On Thursday, Haidar said that Badawi had started a hunger strike two days earlier, after Saudi prison authorities moved him to a "new isolated" facility. She tweeted: "I call on his majesty King Salman to pardon my husband. Please unite my children with their father."

Haidar, who currently lives in Quebec, Canada, where she and their three children were given political asylum, now says that Badawi's situation is bleak as the new prison is a facility for detainees whose fate is decided.

"My children and I are suffering. The hopes that we had after hearing that Raif may be pardoned were so big that we do not know how to think," she says, in reference to the statement made by Swiss Secretary of Foreign Affairs Yves Rossier in November that a royal pardon from Saudi King Salman bin Abdulaziz Al Saud "is in the works".

"My children truly thought that their father will be with them before the end of the year," she says. "The new prison is made for those whose verdict is final. Our hopes were simply dashed."

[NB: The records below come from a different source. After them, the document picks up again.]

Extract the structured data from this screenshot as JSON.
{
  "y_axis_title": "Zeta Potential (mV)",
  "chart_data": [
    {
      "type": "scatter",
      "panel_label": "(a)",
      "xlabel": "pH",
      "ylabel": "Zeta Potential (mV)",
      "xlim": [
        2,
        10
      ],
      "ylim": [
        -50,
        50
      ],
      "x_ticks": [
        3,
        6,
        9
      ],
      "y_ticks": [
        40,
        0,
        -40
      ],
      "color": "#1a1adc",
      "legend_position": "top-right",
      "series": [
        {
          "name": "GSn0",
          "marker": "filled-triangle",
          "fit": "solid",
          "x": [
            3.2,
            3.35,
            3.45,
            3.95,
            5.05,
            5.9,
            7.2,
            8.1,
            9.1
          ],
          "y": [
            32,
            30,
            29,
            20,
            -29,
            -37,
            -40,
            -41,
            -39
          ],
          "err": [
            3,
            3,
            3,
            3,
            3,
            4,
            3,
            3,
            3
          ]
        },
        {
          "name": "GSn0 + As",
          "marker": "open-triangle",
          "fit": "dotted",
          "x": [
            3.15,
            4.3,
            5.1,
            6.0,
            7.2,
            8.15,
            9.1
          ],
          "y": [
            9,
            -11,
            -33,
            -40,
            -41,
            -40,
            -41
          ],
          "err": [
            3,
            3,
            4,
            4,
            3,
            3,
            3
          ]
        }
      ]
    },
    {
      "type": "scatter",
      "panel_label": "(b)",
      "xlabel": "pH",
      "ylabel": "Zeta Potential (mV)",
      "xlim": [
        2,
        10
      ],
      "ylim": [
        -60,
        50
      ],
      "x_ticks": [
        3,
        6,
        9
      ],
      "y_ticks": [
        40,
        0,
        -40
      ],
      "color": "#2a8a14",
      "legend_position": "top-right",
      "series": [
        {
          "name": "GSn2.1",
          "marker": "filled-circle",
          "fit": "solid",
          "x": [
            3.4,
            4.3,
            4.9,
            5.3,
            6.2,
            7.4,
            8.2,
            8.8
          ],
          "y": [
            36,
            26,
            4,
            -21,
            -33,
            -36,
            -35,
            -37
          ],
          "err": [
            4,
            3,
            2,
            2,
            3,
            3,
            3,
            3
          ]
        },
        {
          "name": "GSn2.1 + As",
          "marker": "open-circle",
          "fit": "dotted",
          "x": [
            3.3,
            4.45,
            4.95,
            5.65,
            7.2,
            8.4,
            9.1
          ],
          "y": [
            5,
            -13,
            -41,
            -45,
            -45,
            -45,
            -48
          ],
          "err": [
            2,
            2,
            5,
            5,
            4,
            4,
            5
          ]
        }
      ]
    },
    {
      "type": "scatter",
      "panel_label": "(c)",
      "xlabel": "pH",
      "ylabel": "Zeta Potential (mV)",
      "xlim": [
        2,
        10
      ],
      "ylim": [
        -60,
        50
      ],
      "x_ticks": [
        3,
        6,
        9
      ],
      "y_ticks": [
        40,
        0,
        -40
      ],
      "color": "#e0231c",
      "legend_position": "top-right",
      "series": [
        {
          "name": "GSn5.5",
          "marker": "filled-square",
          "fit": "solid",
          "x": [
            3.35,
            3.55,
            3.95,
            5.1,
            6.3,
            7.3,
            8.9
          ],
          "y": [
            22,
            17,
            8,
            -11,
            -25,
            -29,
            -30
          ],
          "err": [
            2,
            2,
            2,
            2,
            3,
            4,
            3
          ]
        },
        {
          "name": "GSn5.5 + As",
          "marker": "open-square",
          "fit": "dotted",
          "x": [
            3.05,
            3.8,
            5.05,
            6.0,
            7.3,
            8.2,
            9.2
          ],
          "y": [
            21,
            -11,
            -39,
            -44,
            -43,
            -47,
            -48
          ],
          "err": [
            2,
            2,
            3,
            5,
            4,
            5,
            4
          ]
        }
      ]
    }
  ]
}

Paris protest to support Raif Badawi
A pro-Badawi demonstration in Paris Stephane du Sakutin/Getty

Haidar says she has not had any contact with Badawi since he was transferred to the new prison facility, but says she hopes "that he stopped his hunger strike," which by Tuesday would have lasted a week.

"Some sources inside the kingdom are saying that he had to stop it after he was moved to the prison," she continues. "I wish to God that this is true because I know he cannot bear the health consequences of a hunger strike."

Badawi's hunger strike could not be independently verified by Newsweek or rights group Amnesty International when requested. The identity of the prison Badawi is purported to have been transferred to remains unknown.

But Amnesty did say in an email statement released to Newsweek on Tuesday that "his prison transfer was expected and is part of an administrative decision to transfer him and other prisoners to a new prison in Jeddah."

The statement continued: "Amnesty International's assessment is that Raif Badawi's sentence became final in June 2015 when the Supreme Court upheld the sentence … Raif Badawi is a prisoner of conscience solely imprisoned for peacefully exercising his right to freedom of expression. Rather than being transferred to another prison, he should be released immediately and unconditionally."

Haidar will travel to a ceremony in the French city of Strasbourg on Wednesday to accept the Sakharov Prize on Badawi's behalf. The honor rewards freedom of thought and the recipient is chosen by the European Parliament.